For awhile now I have wondered what the fuss was all about with regulatory agencies being unhappy with Google. What’s to not like with all the indispensable help that Google gives to writers and researchers? How many times in an average day do I call on Google to give me its wisdom on a mysterious word or a mysterious person? How can anyone get mad at Google with its winsome cartoons on its home page?
I can, now. There’s a whole river of agony flowing out there from young You Tube subscribers who have been enticed into subscribing to You Tube Premium. I’m waking up. The alarm clock finally went off and I am up and semi-operational, ready to fight. Google is not just Google; it owns that powerhouse Youtube, and bad things are happening there. They have ambitions to be a new national TV channel, a streamer of films and TV. There is turbulence, fraud, and victimization going on.
The Cancellation Video that Sandy is referencing is the creation of Max Dalton. He is one of about fourteen free-lancers that have videos teaching you how to cancel your free trial of Youtube. Rather than having one official You Tube cancellation guide, they have fourteen videos written by free-lancers. I spent three nights trying and failing to cancel out my free subscription.. Soon Youtube will start billing me $11.99 a month. You Tube is increasingly a place where the hustle is king. They are scamming us, brothers and sisters. You Tube ads burst in on you touting their free trial promotions of You Tube Premium.
Hit that button and you are dead meat. They hooked me when they started to carry the old TV program The Rockford Files. This classic P.I. drama has been out of syndication for many years. I bit on the Youtube Premium offer. (sound of a mousetrap snapping shut). Then I sit down , anticipating my Rockford Files. Surprise. It wasn’t the old Rockford Files, it was a corrupted version featuring muddy sound, garbled music, impossible to understand dialogue. This Rockford could not be abided. I try to cancel well before my thirty day trial expires, using the method put forward by Max Dalton.

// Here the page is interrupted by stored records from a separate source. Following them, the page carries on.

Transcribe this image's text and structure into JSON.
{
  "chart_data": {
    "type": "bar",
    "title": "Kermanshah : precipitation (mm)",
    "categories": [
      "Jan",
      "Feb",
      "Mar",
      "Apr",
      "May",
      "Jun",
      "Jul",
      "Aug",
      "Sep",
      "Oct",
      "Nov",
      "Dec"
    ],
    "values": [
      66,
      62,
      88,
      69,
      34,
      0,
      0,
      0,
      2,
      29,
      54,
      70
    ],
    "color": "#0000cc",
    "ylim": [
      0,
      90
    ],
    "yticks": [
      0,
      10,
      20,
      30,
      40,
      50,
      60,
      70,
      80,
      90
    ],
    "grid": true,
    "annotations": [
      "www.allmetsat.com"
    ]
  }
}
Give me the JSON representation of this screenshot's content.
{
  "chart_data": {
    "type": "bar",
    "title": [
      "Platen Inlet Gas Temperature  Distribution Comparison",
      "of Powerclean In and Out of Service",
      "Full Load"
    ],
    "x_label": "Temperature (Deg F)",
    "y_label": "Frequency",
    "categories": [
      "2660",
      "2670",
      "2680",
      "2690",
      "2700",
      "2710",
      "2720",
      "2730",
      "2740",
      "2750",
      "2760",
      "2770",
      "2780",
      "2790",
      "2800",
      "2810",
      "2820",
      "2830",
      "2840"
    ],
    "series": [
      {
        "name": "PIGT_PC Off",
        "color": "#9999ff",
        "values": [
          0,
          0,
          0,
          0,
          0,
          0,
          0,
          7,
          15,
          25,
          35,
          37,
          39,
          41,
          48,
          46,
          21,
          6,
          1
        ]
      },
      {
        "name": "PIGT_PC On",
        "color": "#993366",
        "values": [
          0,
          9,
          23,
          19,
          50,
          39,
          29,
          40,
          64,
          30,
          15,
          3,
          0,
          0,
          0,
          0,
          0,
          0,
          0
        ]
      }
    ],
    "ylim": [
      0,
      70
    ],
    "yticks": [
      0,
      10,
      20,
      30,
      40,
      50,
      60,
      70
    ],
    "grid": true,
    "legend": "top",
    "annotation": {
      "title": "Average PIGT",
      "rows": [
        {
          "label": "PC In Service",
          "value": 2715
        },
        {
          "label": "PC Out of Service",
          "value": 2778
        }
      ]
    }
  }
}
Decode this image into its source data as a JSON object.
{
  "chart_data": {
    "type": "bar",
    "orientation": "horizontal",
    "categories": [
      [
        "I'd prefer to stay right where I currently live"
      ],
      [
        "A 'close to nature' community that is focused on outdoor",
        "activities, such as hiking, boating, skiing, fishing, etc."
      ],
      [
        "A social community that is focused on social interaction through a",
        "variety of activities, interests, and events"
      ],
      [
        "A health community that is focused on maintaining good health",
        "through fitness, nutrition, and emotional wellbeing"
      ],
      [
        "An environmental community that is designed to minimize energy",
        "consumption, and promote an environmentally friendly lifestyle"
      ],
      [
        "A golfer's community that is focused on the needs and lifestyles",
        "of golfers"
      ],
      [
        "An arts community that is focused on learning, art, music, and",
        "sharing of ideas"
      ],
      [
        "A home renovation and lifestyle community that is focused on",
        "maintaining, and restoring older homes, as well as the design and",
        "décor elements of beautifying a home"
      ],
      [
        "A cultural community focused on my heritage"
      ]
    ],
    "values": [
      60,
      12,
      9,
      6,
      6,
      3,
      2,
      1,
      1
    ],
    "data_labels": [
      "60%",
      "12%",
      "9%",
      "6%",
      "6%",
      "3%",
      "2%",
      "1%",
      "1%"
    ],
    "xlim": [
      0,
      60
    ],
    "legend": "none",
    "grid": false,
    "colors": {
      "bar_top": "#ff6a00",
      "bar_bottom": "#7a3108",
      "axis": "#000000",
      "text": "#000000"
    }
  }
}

“Hey Everybody,” says Max. He has 65,000 subscribers. He explains how to do it in a series of “easy steps”. He freelances with his own website, providing “How To channels to help people with popular technology”.
But working with my laptop, the first step he outlines doesn’t take me anywhere. When I click the graphic in the upper right corner of my You Tube page, it is supposed to lead me to a link, “Paid Memberships.” There was no Paid Membrships link. There were 645 comments on his presentation and probably another 500 comments on the comments. Some of them are grateful, but many are angry or despairing. There are a lot of kids here feeling they are headed for major trouble with their parents: They have used Mom’s credit card and now they are in the doghouse. Some of them are paying $60.00 a month. The system makes it very easy to buy into Premium and almost impossible to cancel. Here is the panel you use fo sign into a Youtube Premium subscription. All you need is a credit card. They don’t even ask you how old you are.
You Tube enrollment screen
It turns out there is no yellow brick road that leads you to the Emerald City. Max’s advice leads you in long circles that go nowhere. Hours will pass. Click “Deactivate” in the drop-down menu. A window is supposed to appear asking if you want to pause your YouTube Premium subscription, but there is no pause button. With every step there are illustrations showing Max’s options and they look like official You Tube materials, but lead you nowhere and bear no resemblance to what you are looking at in your browser.
This is sophisticated deception put across by a big corporation. Whoever is running Google needs to examine the new hires over at Youtube at San Bruno. Somewhere among their new administrators are people with some knowledge of white collar crime. These people are now squandering billions of dollars of Google’s’ institutional good will by stealing from kids and old guys like me.
So far, my net losses to Google are minimal. I will be paying about $12.00 a month, It hasn’t shown up on our weekly bank statement yet. If I don’t do something drastic, there will be new debits and when pus comes to shove I will ask our bank to cancel it. And they will.
I see Max Dalton is reading the responses on his column, and he is probably shaking his head and feeling like two cents, but he is a captive of the system. His columns feature a lot of ads, and those ads pay him money. If he annoys You Tube, he might be off the gravy train. I spent a year or so clicking through the many many responses to Max’s blog. The positive responses from readers puzzled me. Some people were happy with his advice, and they tell us they used his advice to get cancellations. How? Finally, I ran into Nonya.
Nonya is right on the money. I was accessing Youtube using my laptop. I go to the App Store, get the Youtube App and using my wireless phone, I find that you can cancel your subscription, but only if you are using the App. Live and Learn.